Per 1 of 2 servings (half recipe)

  • Calories: ~180
  • Total Fat: ~13 g
  • Total Carbohydrates: ~14 g
  • Dietary Fiber: ~7.5 g
  • Net Carbs: ~6.5 g
  • Protein: ~5 g

How I got these numbers (short version)

  • Raspberries (1/2 cup): ~35 kcal, 8 g carbs, 4 g fiber
  • Avocado (1/2 med): ~120 kcal, 6 g carbs, 5 g fiber, 11 g fat
  • Almond milk (1 cup): ~30 kcal, 1 g carbs, 2.5 g fat
  • Greek yogurt (1/4 cup): ~40 kcal, 1.5 g carbs, 2.5 g fat, 3.5 g protein
  • Cocoa powder (1 tbsp): ~12 kcal, 3 g carbs, 2 g fiber
  • Sugar-free dark chocolate (10 g): ~40 kcal, ~3 g carbs, ~3.5 g fat
  • Chia seeds (1 tbsp): ~70 kcal, 5 g carbs, 5 g fiber, 4.5 g fat, 2 g protein

Values vary by brand. If you use coconut yogurt or a different milk, expect shifts in fat and carbs.

Troubleshooting: Common Smoothie Problems

It tastes too tart

Add another 1/2 teaspoon sweetener or a splash more yogurt. A pinch more salt can also mellow bitterness from cocoa.

It’s too thick

Blend in 1–2 tablespoons almond milk at a time. Don’t overdo it or you’ll lose the swirl drama.

I can taste the avocado

Use a slightly less ripe avocado and add 1/4 teaspoon extra vanilla. The cocoa should dominate if the avo isn’t overly grassy.

FAQ

Can I swap raspberries for strawberries or blueberries?

Yes, but watch the carbs. Strawberries are close to raspberries for net carbs, so they work well. Blueberries taste great but bump net carbs higher—use 1/3 cup max if you’re staying strict.

Do I need chia seeds?

No, but they help thicken and add fiber.
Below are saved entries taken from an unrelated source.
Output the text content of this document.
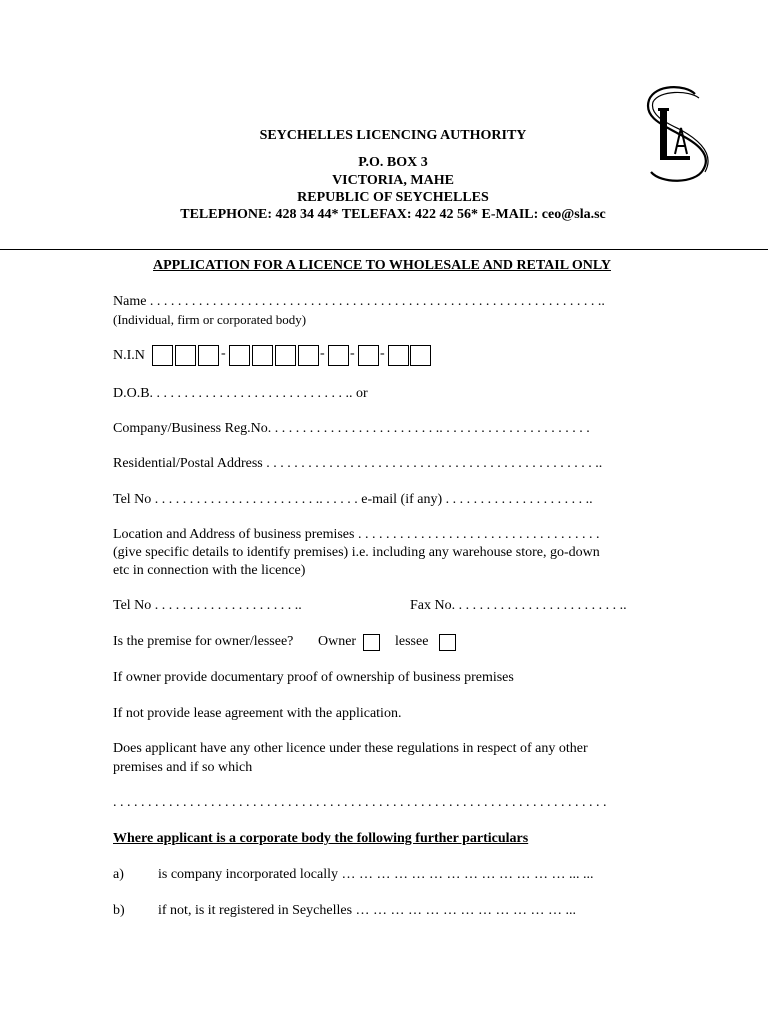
SEYCHELLES LICENCING AUTHORITY
P.O. BOX 3
VICTORIA, MAHE
REPUBLIC OF SEYCHELLES
TELEPHONE: 428 34 44* TELEFAX: 422 42 56* E-MAIL: ceo@sla.sc
APPLICATION FOR A LICENCE TO WHOLESALE AND RETAIL ONLY
Name . . . . . . . . . . . . . . . . . . . . . . . . . . . . . . . . . . . . . . . . . . . . . . . . . . . . . . . . . . . . . . . . ..
(Individual, firm or corporated body)
N.I.N	-	- - -
D.O.B. . . . . . . . . . . . . . . . . . . . . . . . . . . . .. or
Company/Business Reg.No. . . . . . . . . . . . . . . . . . . . . . . . .. . . . . . . . . . . . . . . . . . . . . .
Residential/Postal Address . . . . . . . . . . . . . . . . . . . . . . . . . . . . . . . . . . . . . . . . . . . . . . . ..
Tel No . . . . . . . . . . . . . . . . . . . . . . . .. . . . . . e-mail (if any) . . . . . . . . . . . . . . . . . . . . ..
Location and Address of business premises . . . . . . . . . . . . . . . . . . . . . . . . . . . . . . . . . . .
(give specific details to identify premises) i.e. including any warehouse store, go-down
etc in connection with the licence)
Tel No . . . . . . . . . . . . . . . . . . . . ..	Fax No. . . . . . . . . . . . . . . . . . . . . . . . ..
Is the premise for owner/lessee? Owner	lessee
If owner provide documentary proof of ownership of business premises
If not provide lease agreement with the application.
Does applicant have any other licence under these regulations in respect of any other
premises and if so which
. . . . . . . . . . . . . . . . . . . . . . . . . . . . . . . . . . . . . . . . . . . . . . . . . . . . . . . . . . . . . . . . . . . . . . .
Where applicant is a corporate body the following further particulars
a) is company incorporated locally … … … … … … … … … … … … … ... ...
b) if not, is it registered in Seychelles … … … … … … … … … … … … ...
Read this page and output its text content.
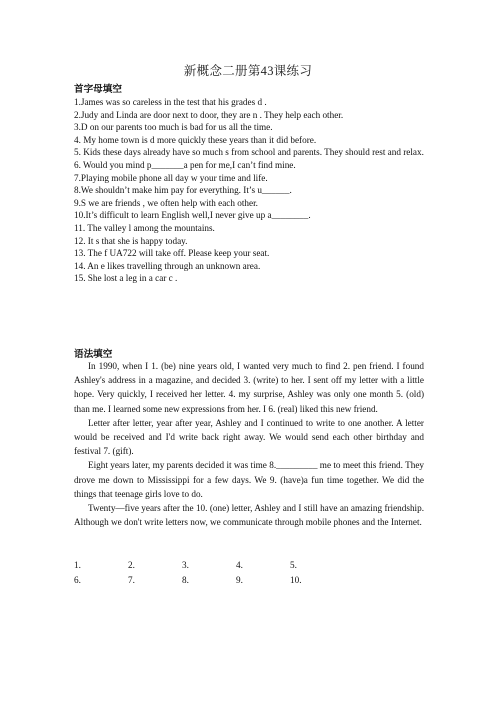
新概念二册第43课练习
首字母填空
1.James was so careless in the test that his grades d .
2.Judy and Linda are door next to door, they are n . They help each other.
3.D on our parents too much is bad for us all the time.
4. My home town is d more quickly these years than it did before.
5. Kids these days already have so much s from school and parents. They should rest and relax.
6. Would you mind p_______a pen for me,I can’t find mine.
7.Playing mobile phone all day w your time and life.
8.We shouldn’t make him pay for everything. It’s u______.
9.S we are friends , we often help with each other.
10.It’s difficult to learn English well,I never give up a________.
11. The valley l among the mountains.
12. It s that she is happy today.
13. The f UA722 will take off. Please keep your seat.
14. An e likes travelling through an unknown area.
15. She lost a leg in a car c .
语法填空

In 1990, when I 1. (be) nine years old, I wanted very much to find 2. pen friend. I found Ashley's address in a magazine, and decided 3. (write) to her. I sent off my letter with a little hope. Very quickly, I received her letter. 4. my surprise, Ashley was only one month 5. (old) than me. I learned some new expressions from her. I 6. (real) liked this new friend.

Letter after letter, year after year, Ashley and I continued to write to one another. A letter would be received and I'd write back right away. We would send each other birthday and festival 7. (gift).

Eight years later, my parents decided it was time 8._________ me to meet this friend. They drove me down to Mississippi for a few days. We 9. (have)a fun time together. We did the things that teenage girls love to do.

Twenty—five years after the 10. (one) letter, Ashley and I still have an amazing friendship. Although we don't write letters now, we communicate through mobile phones and the Internet.

1.	2.	3.	4.	5.
6.	7.	8.	9.	10.
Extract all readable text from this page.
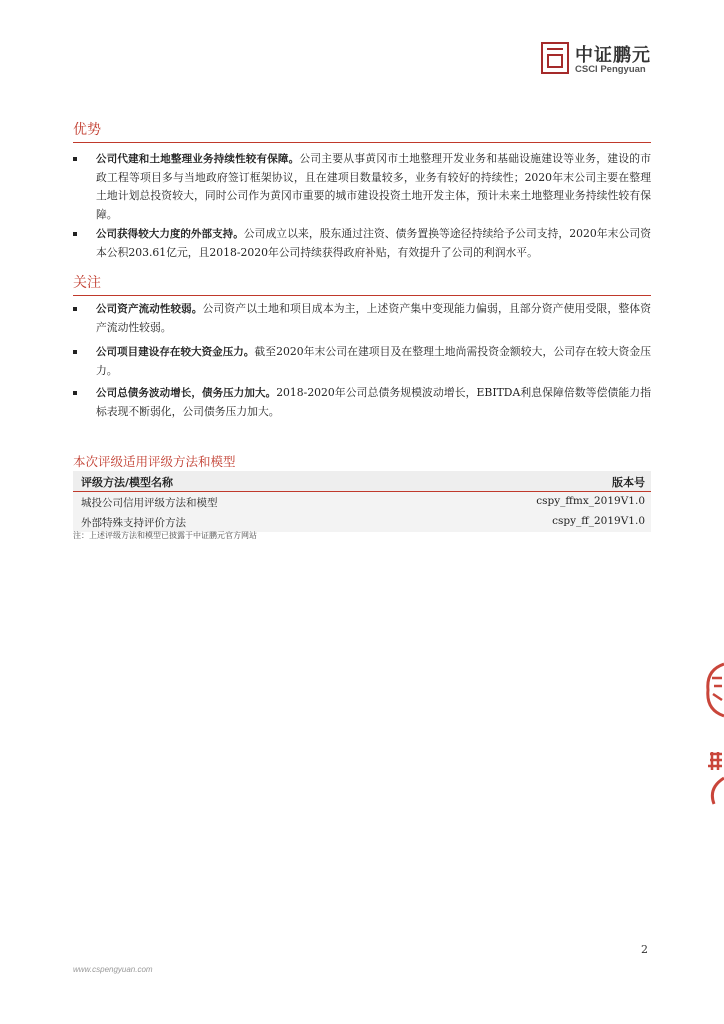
中证鹏元
CSCI Pengyuan
优势
公司代建和土地整理业务持续性较有保障。公司主要从事黄冈市土地整理开发业务和基础设施建设等业务，建设的市政工程等项目多与当地政府签订框架协议，且在建项目数量较多，业务有较好的持续性；2020年末公司主要在整理土地计划总投资较大，同时公司作为黄冈市重要的城市建设投资土地开发主体，预计未来土地整理业务持续性较有保障。
公司获得较大力度的外部支持。公司成立以来，股东通过注资、债务置换等途径持续给予公司支持，2020年末公司资本公积203.61亿元，且2018-2020年公司持续获得政府补贴，有效提升了公司的利润水平。
关注
公司资产流动性较弱。公司资产以土地和项目成本为主，上述资产集中变现能力偏弱，且部分资产使用受限，整体资产流动性较弱。
公司项目建设存在较大资金压力。截至2020年末公司在建项目及在整理土地尚需投资金额较大，公司存在较大资金压力。
公司总债务波动增长，债务压力加大。2018-2020年公司总债务规模波动增长，EBITDA利息保障倍数等偿债能力指标表现不断弱化，公司债务压力加大。
本次评级适用评级方法和模型
评级方法/模型名称	版本号
城投公司信用评级方法和模型	cspy_ffmx_2019V1.0
外部特殊支持评价方法	cspy_ff_2019V1.0
注：上述评级方法和模型已披露于中证鹏元官方网站
2
www.cspengyuan.com
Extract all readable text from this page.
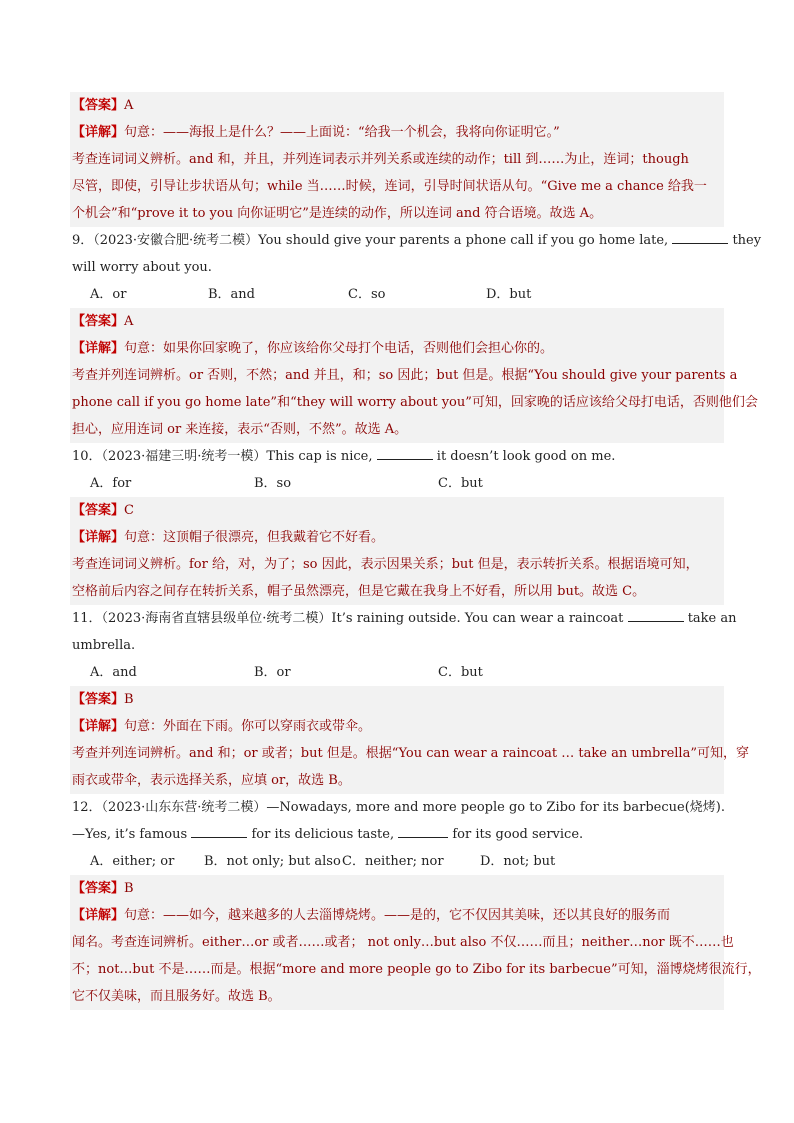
【答案】A
【详解】句意：——海报上是什么？——上面说：“给我一个机会，我将向你证明它。”
考查连词词义辨析。and 和，并且，并列连词表示并列关系或连续的动作；till 到……为止，连词；though
尽管，即使，引导让步状语从句；while 当……时候，连词，引导时间状语从句。“Give me a chance 给我一
个机会”和“prove it to you 向你证明它”是连续的动作，所以连词 and 符合语境。故选 A。
9．（2023·安徽合肥·统考二模）You should give your parents a phone call if you go home late,	they
will worry about you.
A．or	B．and	C．so	D．but
【答案】A
【详解】句意：如果你回家晚了，你应该给你父母打个电话，否则他们会担心你的。
考查并列连词辨析。or 否则，不然；and 并且，和；so 因此；but 但是。根据“You should give your parents a
phone call if you go home late”和“they will worry about you”可知，回家晚的话应该给父母打电话，否则他们会
担心，应用连词 or 来连接，表示“否则，不然”。故选 A。
10．（2023·福建三明·统考一模）This cap is nice,	it doesn’t look good on me.
A．for	B．so	C．but
【答案】C
【详解】句意：这顶帽子很漂亮，但我戴着它不好看。
考查连词词义辨析。for 给，对，为了；so 因此，表示因果关系；but 但是，表示转折关系。根据语境可知，
空格前后内容之间存在转折关系，帽子虽然漂亮，但是它戴在我身上不好看，所以用 but。故选 C。
11．（2023·海南省直辖县级单位·统考二模）It’s raining outside. You can wear a raincoat	take an
umbrella.
A．and	B．or	C．but
【答案】B
【详解】句意：外面在下雨。你可以穿雨衣或带伞。
考查并列连词辨析。and 和；or 或者；but 但是。根据“You can wear a raincoat … take an umbrella”可知，穿
雨衣或带伞，表示选择关系，应填 or，故选 B。
12．（2023·山东东营·统考二模）—Nowadays, more and more people go to Zibo for its barbecue(烧烤).
—Yes, it’s famous	for its delicious taste,	for its good service.
A．either; or B．not only; but alsoC．neither; nor	D．not; but
【答案】B
【详解】句意：——如今，越来越多的人去淄博烧烤。——是的，它不仅因其美味，还以其良好的服务而
闻名。考查连词辨析。either…or 或者……或者； not only…but also 不仅……而且；neither…nor 既不……也
不；not…but 不是……而是。根据“more and more people go to Zibo for its barbecue”可知，淄博烧烤很流行，
它不仅美味，而且服务好。故选 B。
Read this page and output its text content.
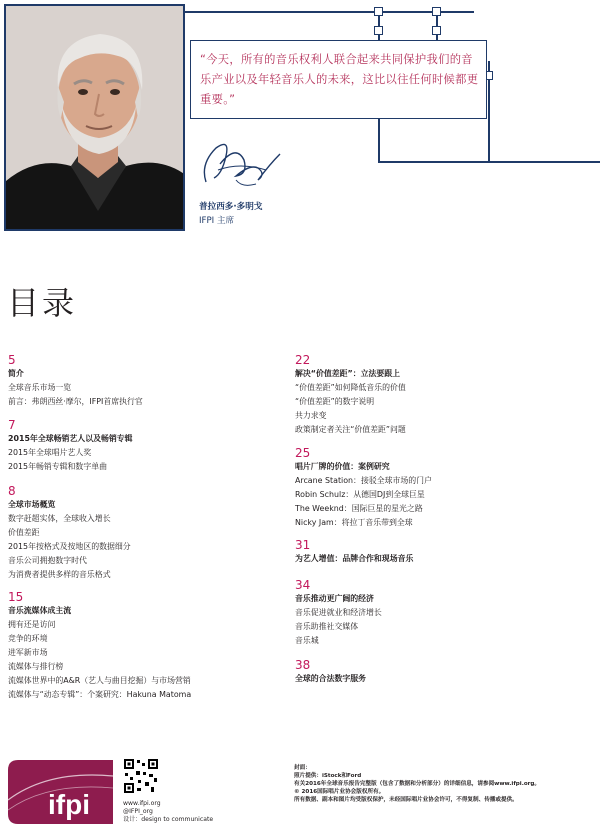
“今天，所有的音乐权利人联合起来共同保护我们的音乐产业以及年轻音乐人的未来，这比以往任何时候都更重要。”
普拉西多·多明戈
IFPI 主席
目录
5
简介
全球音乐市场一览
前言：弗朗西丝·摩尔，IFPI首席执行官
7
2015年全球畅销艺人以及畅销专辑
2015年全球唱片艺人奖
2015年畅销专辑和数字单曲
8
全球市场概览
数字赶超实体，全球收入增长
价值差距
2015年按格式及按地区的数据细分
音乐公司拥抱数字时代
为消费者提供多样的音乐格式
15
音乐流媒体成主流
拥有还是访问
竞争的环境
进军新市场
流媒体与排行榜
流媒体世界中的A&R（艺人与曲目挖掘）与市场营销
流媒体与“动态专辑”：个案研究：Hakuna Matoma
22
解决“价值差距”：立法要跟上
“价值差距”如何降低音乐的价值
“价值差距”的数字说明
共力求变
政策制定者关注“价值差距”问题
25
唱片厂牌的价值：案例研究
Arcane Station：接驳全球市场的门户
Robin Schulz：从德国DJ到全球巨星
The Weeknd：国际巨星的星光之路
Nicky Jam：将拉丁音乐带到全球
31
为艺人增值：品牌合作和现场音乐
34
音乐推动更广阔的经济
音乐促进就业和经济增长
音乐助推社交媒体
音乐城
38
全球的合法数字服务
ifpi	www.ifpi.org
@IFPI_org
设计：design to communicate
封面：
照片提供：iStock和Ford
有关2016年全球音乐报告完整版（包含了数据和分析部分）的详细信息，请参阅www.ifpi.org。
© 2016国际唱片业协会版权所有。
所有数据、副本和图片均受版权保护，未经国际唱片业协会许可，不得复制、传播或提供。
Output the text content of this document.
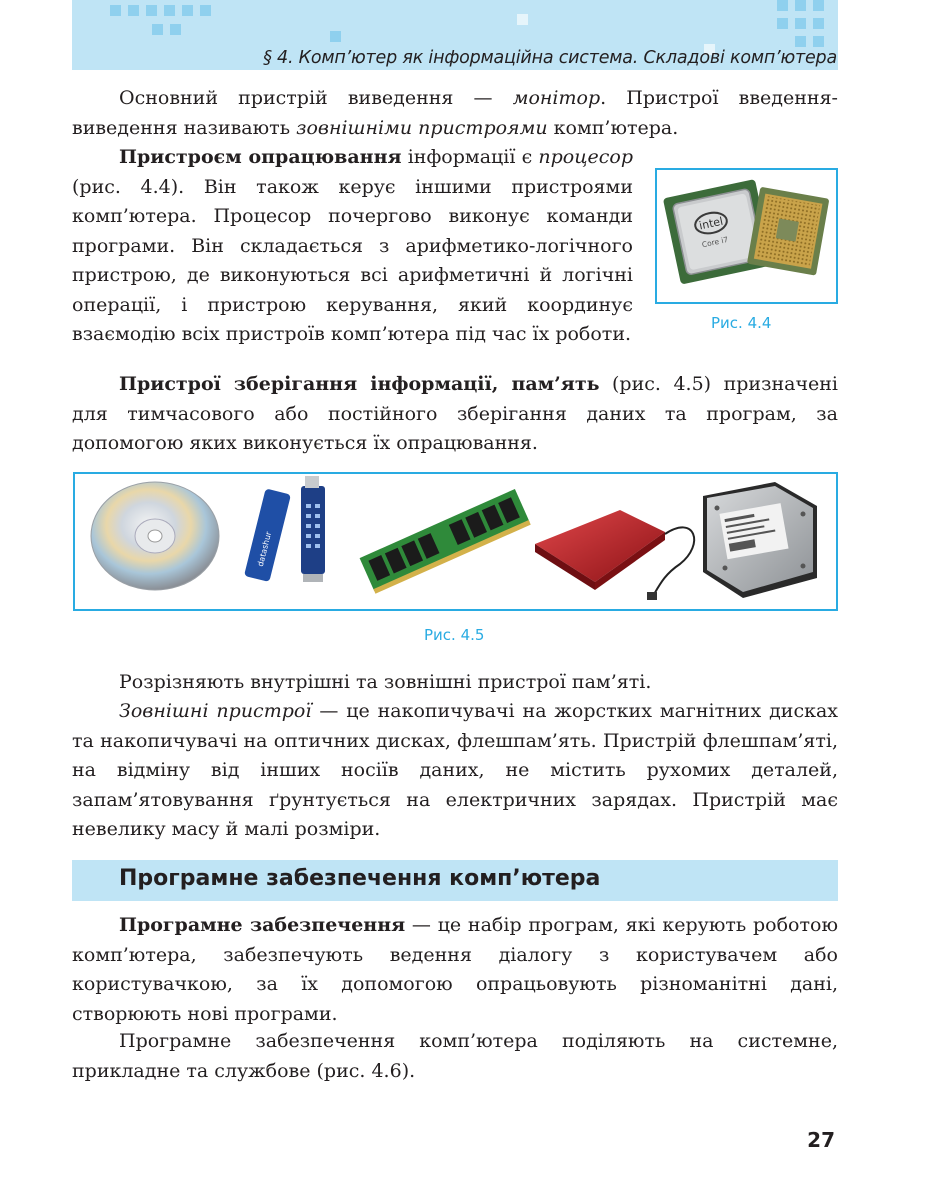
§ 4. Комп’ютер як інформаційна система. Складові комп’ютера

Основний пристрій виведення — монітор. Пристрої введення-виведення називають зовнішніми пристроями комп’ютера.

Пристроєм опрацювання інформації є процесор (рис. 4.4). Він також керує іншими пристроями комп’ютера. Процесор почергово виконує команди програми. Він складається з арифметико-логічного пристрою, де виконуються всі арифметичні й логічні операції, і пристрою керування, який координує взаємодію всіх пристроїв комп’ютера під час їх роботи.

intel
Core i7
Рис. 4.4

Пристрої зберігання інформації, пам’ять (рис. 4.5) призначені для тимчасового або постійного зберігання даних та програм, за допомогою яких виконується їх опрацювання.

datashur
Рис. 4.5

Розрізняють внутрішні та зовнішні пристрої пам’яті.

Зовнішні пристрої — це накопичувачі на жорстких магнітних дисках та накопичувачі на оптичних дисках, флешпам’ять. Пристрій флешпам’яті, на відміну від інших носіїв даних, не містить рухомих деталей, запам’ятовування ґрунтується на електричних зарядах. Пристрій має невелику масу й малі розміри.

Програмне забезпечення комп’ютера

Програмне забезпечення — це набір програм, які керують роботою комп’ютера, забезпечують ведення діалогу з користувачем або користувачкою, за їх допомогою опрацьовують різноманітні дані, створюють нові програми.

Програмне забезпечення комп’ютера поділяють на системне, прикладне та службове (рис. 4.6).

27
If you skip them, add a few more ice cubes or 1–2 tablespoons hemp hearts for creaminess and protein.

What if I don’t have sugar-free chocolate?

Use more cocoa powder and a bit more sweetener. You’ll miss the glossy swirl, but the flavor stays rich and chocolatey.

Is Greek yogurt keto?

In small amounts, yes. Full-fat, unsweetened Greek yogurt adds creaminess and protein with low carbs per 1/4 cup. If dairy isn’t your thing, use unsweetened coconut yogurt and adjust sweetener to taste.

Can I add protein powder?

Absolutely. A scoop of unflavored or chocolate whey isolate or a clean keto-friendly plant protein works. Add 2–3 tablespoons more liquid to balance thickness.

Will this kick me out of ketosis?

It depends on your daily carb cap, but the small serving clocks around 6–7 g net carbs. Keep the rest of your day low-carb, and you should be fine, IMO.

Conclusion

This Raspberry Chocolate Swirl Keto Smoothie brings dessert energy without the sugar baggage. You get tart berries, silky chocolate, and that satisfying swirl that says “I tried” even when you didn’t. Blend it once, tweak it to your taste, and keep it in your rotation—your taste buds and your macros can finally be friends.
Disclaimer: Nutrition values are estimates based on typical USDA data and common brands. Actual numbers vary by product, measuring accuracy, and substitutions.